Around two thousand Londoners gathered in Trafalgar Square early on Monday evening in an effort to persuade Scots to reject independence when the country goes to the polls on Thursday.
People, including a few bemused tourists, congregated under Nelson's Column to wave Scottish and Union flags as David Cameron made one last plea for Scotland to vote 'No'. In a speech in Aberdeen, the prime minister said he would "utterly heartbroken" if Scotland votes to leave the UK.
TV historian Dan Snow who organised the central-London event was joined by activist Bob Geldof and comedians Eddie Izzard and Al Murray to give passionate speeches about the union. With the vote too close to call, Snow, whose referendum campaign Let's Stay Together has drawn endorsements from dozens of high profile figures, said the rally was to show Scotland "that England cares".

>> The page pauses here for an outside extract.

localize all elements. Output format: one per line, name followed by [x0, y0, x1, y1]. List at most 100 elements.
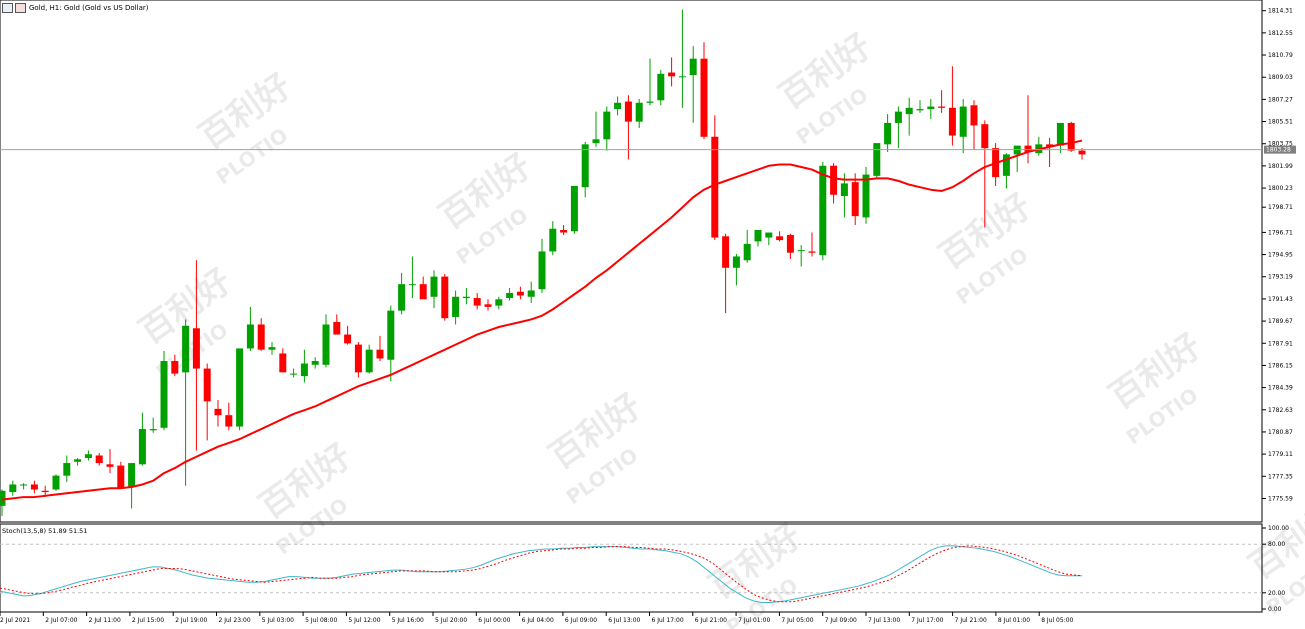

Geldof told the crowd that he wanted to tell Scottish voters that "we're all f***ing fed up of Westminster" but that the United Kingdom was worth saving. "This argument needs to be had amongst us all. You can't just selfishly resolve it unto yourself by taking an easy opt out clause," he said.
Izzard, who has been a strong supporter of the Let's Stay Together Campaign, added: "We would really love you to stay with us. You will make your own decisions it's totally up to you but if you vote No thank you then you will get more powers, so why not try it? Rather than separating from us forever."
While Westminster politicians and some Londoners tried to love-bomb Scotland in an effort to prevent independence, Alistair Darling, the leader of the pro-Union Better Together campaign, said the atmosphere had "soured" over the last few days.
He told Sky News that the animosity between some Yes and No voters had become "deeply depressing". The former Labour chancellor pointed the finger of blame at the nationalists. "We don't have CyberNats," he said, referring to aggressive online Yes supporters.
Alex Salmond, who is engaged in the final few days of of campaigning across Scotland, said he felt the debate had been "peaceful and joyous".